Ridgewood’s Stier homes, built after the turn of the last century, march off into infinity on 70th Avenue near 6th Lane. Photo by Paul Cox for BushwickBK

While Bushwick works on its own landmarking efforts, Ridgewood is miles ahead, with its fourth and largest historic district now on the Landmarks Preservation Commission’s calendar. The LPC only just finished the process of approving number three, the 212-building Ridgewood South Historic District, at the end of October, but within two weeks were already announcing much bigger intentions. 

Marking its tenth birthday Sunday is the Stockholm Street Historic District (PDF map), designated long before the others. This single block at the terminus of Stockholm Street is a charming and photogenic collection of front-porched houses built by German families between 1905 and 1921, easy to recognize by its restored yellow-brick paving. 

The LPC got more serious about Ridgewood last year, designating the 90-building Ridgewood North Historic District (PDF map) and holding a public hearing on a Ridgewood South Historic District (PDF map) on the same September day. Both of these districts exist in recognition of the Mathews flats, developed by Gustave X. Mathews and his brothers at the start of the 20th century. Mathews built the working-class tenements for $8,000 each, giving mortar to the spirit of the 1901 Tenement House Act with ample space, individual toilets, and air-shaft ventilation, though no central heat or hot water. His efficient "new law" buildings became the archetype for modern low-cost housing all over the city, and eventually the country, after models were displayed to great acclaim at the 1915 Panama-Pacific Exposition in San Francisco. 

 
A typical Stier home on 68th Avenue in Ridgewood. (Paul Cox/BushwickBK)

Last month, just after the southern member of this pair achieved its designation (pending City Council approval), the LPC went ahead and calendared a much larger Central Ridgewood Historic District (PDF map) of 940 houses. This stretch between Onderdonk Avenue and Fresh Pond Road, reaching from Woodbine Street in the north to 71st Avenue in the south, is more than triple the size of all three predecessors combined and is made up of different stock. This is what was once called Stierville, the real estate kingdom of speculative developer Paul Stier, who sold row after row of single-family homes for $5,600 — about $125,000 adjusted for inflation — early in the century. Somewhat upmarket from Mathews’s flats but still aimed at German working families, the Stier homes were designed by the firm of Louis Berger, who himself provided Ridgewood and Bushwick with some 5,000 buildings. The Stier homes’ prominent curved bays, colorful brickwork, connected cornices and brownstone stoops impressed the LPC as "a cohesive collection of speculative urban architecture" which "represent an important part of the development of housing in New York City." 

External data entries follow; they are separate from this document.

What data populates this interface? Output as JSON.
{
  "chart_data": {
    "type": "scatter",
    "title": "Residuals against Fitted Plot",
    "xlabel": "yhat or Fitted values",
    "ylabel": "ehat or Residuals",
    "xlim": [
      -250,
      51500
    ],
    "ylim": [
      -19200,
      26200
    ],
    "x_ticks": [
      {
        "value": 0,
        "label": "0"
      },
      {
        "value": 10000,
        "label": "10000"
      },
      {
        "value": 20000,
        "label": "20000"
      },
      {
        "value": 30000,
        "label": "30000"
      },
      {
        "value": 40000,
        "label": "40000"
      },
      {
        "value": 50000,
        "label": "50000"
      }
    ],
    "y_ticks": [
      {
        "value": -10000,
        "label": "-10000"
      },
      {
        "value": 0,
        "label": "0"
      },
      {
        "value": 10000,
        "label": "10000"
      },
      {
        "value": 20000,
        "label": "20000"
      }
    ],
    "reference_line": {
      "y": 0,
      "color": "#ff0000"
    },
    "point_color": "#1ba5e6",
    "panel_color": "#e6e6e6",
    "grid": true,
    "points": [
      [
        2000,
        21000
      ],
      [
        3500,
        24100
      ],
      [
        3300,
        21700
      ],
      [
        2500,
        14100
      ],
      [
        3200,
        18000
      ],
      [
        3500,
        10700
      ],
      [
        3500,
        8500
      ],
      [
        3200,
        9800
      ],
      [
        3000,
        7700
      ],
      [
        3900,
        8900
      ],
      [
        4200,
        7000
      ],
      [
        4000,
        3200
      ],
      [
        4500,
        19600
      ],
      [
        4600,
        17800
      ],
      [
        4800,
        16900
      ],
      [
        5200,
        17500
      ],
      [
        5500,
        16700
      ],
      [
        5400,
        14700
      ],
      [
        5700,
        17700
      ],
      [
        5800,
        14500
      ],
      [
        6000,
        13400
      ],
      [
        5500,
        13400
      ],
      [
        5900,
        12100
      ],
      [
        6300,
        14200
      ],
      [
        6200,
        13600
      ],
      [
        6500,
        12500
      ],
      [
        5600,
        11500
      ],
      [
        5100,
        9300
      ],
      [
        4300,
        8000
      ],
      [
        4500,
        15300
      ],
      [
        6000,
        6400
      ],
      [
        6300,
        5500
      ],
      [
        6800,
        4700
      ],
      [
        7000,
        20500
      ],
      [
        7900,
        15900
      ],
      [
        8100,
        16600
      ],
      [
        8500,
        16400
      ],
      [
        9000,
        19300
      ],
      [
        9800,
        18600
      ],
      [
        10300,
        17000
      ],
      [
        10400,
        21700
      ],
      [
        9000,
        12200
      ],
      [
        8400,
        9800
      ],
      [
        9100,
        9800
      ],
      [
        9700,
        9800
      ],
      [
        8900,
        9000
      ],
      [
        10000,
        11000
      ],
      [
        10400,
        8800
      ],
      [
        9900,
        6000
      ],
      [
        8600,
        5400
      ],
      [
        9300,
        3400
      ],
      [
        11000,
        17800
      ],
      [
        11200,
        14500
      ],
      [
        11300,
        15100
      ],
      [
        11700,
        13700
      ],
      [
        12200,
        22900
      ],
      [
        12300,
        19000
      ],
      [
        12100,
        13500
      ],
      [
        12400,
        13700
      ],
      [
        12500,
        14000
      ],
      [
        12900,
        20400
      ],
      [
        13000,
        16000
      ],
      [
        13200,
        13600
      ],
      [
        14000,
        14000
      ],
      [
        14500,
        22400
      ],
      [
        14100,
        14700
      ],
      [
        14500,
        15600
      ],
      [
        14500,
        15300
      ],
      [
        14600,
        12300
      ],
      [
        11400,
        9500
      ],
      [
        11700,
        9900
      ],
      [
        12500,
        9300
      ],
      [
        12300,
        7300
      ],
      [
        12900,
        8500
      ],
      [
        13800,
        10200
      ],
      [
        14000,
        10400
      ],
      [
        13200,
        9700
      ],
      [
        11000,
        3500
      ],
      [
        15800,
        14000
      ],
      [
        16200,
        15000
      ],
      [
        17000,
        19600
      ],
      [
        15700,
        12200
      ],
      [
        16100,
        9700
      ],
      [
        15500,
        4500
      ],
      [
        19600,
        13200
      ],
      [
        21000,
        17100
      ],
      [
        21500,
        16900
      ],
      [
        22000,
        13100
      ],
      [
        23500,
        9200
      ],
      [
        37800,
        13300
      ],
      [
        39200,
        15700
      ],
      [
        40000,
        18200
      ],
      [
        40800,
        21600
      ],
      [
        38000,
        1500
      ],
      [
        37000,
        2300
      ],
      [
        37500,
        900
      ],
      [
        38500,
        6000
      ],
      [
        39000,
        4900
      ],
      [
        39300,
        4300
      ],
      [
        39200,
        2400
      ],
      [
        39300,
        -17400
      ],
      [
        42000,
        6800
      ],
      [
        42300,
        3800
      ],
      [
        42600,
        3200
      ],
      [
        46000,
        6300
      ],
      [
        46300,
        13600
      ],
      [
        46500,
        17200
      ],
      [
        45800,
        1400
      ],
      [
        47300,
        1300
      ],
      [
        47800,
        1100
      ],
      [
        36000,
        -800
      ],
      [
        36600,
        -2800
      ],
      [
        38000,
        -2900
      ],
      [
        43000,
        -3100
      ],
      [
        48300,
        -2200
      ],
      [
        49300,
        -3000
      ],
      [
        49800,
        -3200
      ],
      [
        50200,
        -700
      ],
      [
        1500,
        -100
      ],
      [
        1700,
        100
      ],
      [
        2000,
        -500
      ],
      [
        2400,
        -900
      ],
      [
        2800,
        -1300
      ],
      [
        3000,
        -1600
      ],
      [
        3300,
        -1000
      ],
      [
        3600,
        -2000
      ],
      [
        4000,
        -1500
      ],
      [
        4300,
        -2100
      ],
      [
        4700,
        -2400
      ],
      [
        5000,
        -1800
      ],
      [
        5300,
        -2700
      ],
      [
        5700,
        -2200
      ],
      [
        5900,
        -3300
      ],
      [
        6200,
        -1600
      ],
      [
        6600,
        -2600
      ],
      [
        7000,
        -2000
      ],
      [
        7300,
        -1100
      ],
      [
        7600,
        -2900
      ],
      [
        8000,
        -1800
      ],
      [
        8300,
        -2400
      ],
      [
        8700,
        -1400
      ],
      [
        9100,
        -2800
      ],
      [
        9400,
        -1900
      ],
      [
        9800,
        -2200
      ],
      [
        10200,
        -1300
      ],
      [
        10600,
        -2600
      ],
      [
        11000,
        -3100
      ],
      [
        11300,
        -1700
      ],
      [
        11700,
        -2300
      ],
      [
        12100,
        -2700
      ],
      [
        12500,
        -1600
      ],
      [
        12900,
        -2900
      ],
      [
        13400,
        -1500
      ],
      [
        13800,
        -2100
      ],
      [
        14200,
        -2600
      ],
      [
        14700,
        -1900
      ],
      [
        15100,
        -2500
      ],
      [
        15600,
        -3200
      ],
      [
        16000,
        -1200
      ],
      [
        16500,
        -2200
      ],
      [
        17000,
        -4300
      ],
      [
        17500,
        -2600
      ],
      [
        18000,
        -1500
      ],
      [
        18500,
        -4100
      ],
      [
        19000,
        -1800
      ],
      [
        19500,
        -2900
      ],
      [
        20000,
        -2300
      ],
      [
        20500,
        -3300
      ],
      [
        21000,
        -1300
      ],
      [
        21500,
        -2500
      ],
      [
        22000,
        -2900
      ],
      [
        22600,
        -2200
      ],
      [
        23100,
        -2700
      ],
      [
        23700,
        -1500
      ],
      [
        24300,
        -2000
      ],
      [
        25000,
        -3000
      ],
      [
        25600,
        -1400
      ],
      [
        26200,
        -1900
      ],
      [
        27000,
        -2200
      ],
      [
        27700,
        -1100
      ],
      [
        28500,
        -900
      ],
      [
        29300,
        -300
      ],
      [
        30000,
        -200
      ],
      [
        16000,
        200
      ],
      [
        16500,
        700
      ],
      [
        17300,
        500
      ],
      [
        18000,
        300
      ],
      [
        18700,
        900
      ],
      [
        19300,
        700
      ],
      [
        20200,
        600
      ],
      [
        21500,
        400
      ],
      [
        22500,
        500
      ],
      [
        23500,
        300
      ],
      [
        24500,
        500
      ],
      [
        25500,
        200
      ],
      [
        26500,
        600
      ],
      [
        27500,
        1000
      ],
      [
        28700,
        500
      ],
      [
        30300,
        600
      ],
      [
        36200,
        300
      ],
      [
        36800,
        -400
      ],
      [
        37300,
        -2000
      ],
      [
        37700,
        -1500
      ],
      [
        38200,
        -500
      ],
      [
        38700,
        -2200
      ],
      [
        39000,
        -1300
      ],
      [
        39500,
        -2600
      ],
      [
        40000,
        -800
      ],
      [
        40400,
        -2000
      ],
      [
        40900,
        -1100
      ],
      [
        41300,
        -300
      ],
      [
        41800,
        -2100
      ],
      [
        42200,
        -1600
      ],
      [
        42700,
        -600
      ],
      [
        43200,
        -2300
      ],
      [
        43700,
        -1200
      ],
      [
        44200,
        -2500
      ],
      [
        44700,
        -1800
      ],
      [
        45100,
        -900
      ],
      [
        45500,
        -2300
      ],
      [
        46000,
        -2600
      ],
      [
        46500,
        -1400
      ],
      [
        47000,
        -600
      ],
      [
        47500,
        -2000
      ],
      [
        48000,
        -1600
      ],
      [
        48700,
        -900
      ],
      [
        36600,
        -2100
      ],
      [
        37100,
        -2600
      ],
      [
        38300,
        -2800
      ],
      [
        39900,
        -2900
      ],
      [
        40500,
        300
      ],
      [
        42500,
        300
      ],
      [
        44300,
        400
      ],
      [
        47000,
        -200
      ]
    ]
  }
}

The LPC will see if the neighborhood agrees at a public hearing not yet scheduled, according to the Times Newsweekly. But even a protected Stierville may not be the end-all of Ridgewood landmarking. Paul Kerzner, president of the Ridgewood Property Owners and Civic Association (RPOCA), ultimately hopes to bring all 2,982 Ridgewood buildings listed on the National Register of Historic Places into the fold. Ridgewood has indeed ruled the Register since 1983 as the largest such historic district in the country, but the relatively toothless national designation doesn’t offer as much as the LPC in the way of protection. Council Member Diana Reyna, who has pushed for the Ridgewood districts as well as the current landmarking efforts in Bushwick, offered a different vision when announcing the passage of Ridgewood South. In her suggestion, this moved the neighborhood one step closer to having "one contiguous historic district." 

So why all the sudden fixation on Ridgewood stock? Just last week we were appreciating the good old days of 1900s Ridgewood, so we understand the appeal, and the built environment of this speculative boom town did set a mold for much of what followed. Reliably, the Queens Crapper offers a more cynical view: 

"Why? Easy explanation. The LPC is concentrating on landmarking rowhouses because they generally aren’t targets of developers. They also can brag about the thousands of Queens buildings that they designated while the historic detached ones get torn down left and right and replaced with crap." 

The Commission has definitely made a show of addressing Queens this year, boosting numbers in the city’s least landmarked borough by 40% in October to 3,800 structures. With only 20 individual buildings among these, districts are pulling almost all of the weight, and row houses make up most of these. But if Queens is the borough where mass-produced urban housing really ventured into the 20th century, then in a way this might be appropriate.